If only they’d “play.”

It costs money to make money

While Oracle, in particular, has proved adept at selling into its base (often with new products it has acquired), the cloud poses a new threat to Oracle. This isn’t a matter of losing a few dollars in cloud but making up for it in its established businesses. The cloud is eating those legacy businesses, as Fitzgerald has described:

Maybe [IBM and Oracle] are reconciled to sitting at the children’s table of cloud, but the problem for both IBM and Oracle is cloud is eating their existing businesses. It has eaten the server business and now starting to feast in earnest on software infrastructure, including the database, which is the profitable heart of these companies. IBM’s revenue implosion has been on display quarterly for years. Oracle likes to point out Amazon runs its e-commerce business on Oracle database, and there are a lot of other legacy Oracle customers out there. But there just aren’t very many new customers for Oracle’s database.

That new license revenue is now down to 14 percent of total revenue and keeps going down. It will never, ever come back.

The antidote is for IBM and Oracle to dramatically increase product and capex investments to be able to offer would-be defecting customers a viable path forward. They have not—and that’s bizarre, given the stakes.

As cloud pundit Bernard Golden has highlighted: “The tech industry has never seen this level of investment.

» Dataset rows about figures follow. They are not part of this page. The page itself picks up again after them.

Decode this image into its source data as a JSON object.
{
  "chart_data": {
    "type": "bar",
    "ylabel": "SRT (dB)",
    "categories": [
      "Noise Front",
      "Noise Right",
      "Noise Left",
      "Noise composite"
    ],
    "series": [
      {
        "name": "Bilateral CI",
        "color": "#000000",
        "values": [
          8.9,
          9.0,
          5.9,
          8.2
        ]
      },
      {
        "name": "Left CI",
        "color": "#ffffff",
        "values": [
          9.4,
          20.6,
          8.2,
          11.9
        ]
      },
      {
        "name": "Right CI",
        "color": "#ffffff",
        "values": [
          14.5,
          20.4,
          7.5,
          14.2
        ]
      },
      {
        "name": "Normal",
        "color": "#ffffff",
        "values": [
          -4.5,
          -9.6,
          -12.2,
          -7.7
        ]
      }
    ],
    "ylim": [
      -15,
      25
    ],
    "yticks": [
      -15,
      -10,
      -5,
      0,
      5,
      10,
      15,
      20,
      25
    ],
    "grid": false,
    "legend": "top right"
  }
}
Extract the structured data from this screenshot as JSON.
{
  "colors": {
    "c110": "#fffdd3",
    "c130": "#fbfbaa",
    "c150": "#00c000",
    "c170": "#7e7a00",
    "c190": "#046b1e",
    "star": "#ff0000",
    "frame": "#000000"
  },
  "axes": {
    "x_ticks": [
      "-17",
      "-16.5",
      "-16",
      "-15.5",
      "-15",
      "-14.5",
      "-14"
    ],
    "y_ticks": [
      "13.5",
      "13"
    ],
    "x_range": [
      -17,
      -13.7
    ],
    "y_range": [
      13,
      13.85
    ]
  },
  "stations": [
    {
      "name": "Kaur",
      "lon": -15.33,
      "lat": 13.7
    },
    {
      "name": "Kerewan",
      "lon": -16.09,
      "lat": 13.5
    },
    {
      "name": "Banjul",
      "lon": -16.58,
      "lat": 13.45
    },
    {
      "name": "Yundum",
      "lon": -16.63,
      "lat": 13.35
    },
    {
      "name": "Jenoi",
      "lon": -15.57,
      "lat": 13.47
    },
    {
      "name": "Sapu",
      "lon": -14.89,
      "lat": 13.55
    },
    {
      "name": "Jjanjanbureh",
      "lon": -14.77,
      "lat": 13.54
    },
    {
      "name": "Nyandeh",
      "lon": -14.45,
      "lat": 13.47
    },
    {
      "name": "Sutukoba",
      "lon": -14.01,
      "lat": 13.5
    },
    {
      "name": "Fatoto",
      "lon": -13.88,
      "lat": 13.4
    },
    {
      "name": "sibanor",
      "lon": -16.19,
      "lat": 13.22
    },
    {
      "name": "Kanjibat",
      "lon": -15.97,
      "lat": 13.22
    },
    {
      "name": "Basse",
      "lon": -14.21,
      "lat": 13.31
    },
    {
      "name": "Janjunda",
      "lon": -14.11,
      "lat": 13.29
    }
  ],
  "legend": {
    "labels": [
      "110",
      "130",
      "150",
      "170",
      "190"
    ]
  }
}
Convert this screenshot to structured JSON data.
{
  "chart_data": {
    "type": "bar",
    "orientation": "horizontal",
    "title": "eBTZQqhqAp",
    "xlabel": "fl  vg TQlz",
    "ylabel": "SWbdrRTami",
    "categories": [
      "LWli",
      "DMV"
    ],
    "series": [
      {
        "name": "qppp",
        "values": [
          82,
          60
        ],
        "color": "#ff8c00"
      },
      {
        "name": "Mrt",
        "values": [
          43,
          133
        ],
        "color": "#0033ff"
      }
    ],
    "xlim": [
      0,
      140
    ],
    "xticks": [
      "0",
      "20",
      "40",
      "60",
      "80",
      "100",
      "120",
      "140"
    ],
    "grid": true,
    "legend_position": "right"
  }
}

Mix web-scale and network effects, and companies that want to be winners need to spend, spend, spend. [AWS, Microsoft, and Google] recognize this fact and are shoveling money into their facilities to ensure sufficient capacity and necessary geographic coverage.” The question is why Oracle and IBM aren’t matching this investment. As Golden says, “If you truly believe there is a market that will become that gargantuan, of course you will be willing to invest as much as is needed to participate.”

And yet, as Fitzgerald points out, “Both IBM and Oracle are tens of billions of dollars in cloud infrastructure capex behind Amazon, Google, and Microsoft. For IBM, as Thomas Dinsmore observes, “In 2017, IBM spent more on stock repurchases than on capex. Which tells you how much confidence IBM’s leadership has in the company’s future.”


Oracle’s spending has at least ticked up, but its spending is not enough to keep pace, much less to have any hope of catching up to the infrastructure of the Big Three.” Oracle spent all of last year what any of the Big Three spends every single quarter. This is not a recipe for being competitive, no matter the inertia in its installed base.

Oracle and IBM have a right to play for the workloads of their most committed customers, but so far they have not. AWS, Microsoft, and Google all have much bigger cloud businesses than either IBM or Oracle, and yet they are growing dramatically faster. At this point IBM and Oracle’s parsimonious approach to cloud investments is saving their way to retirement.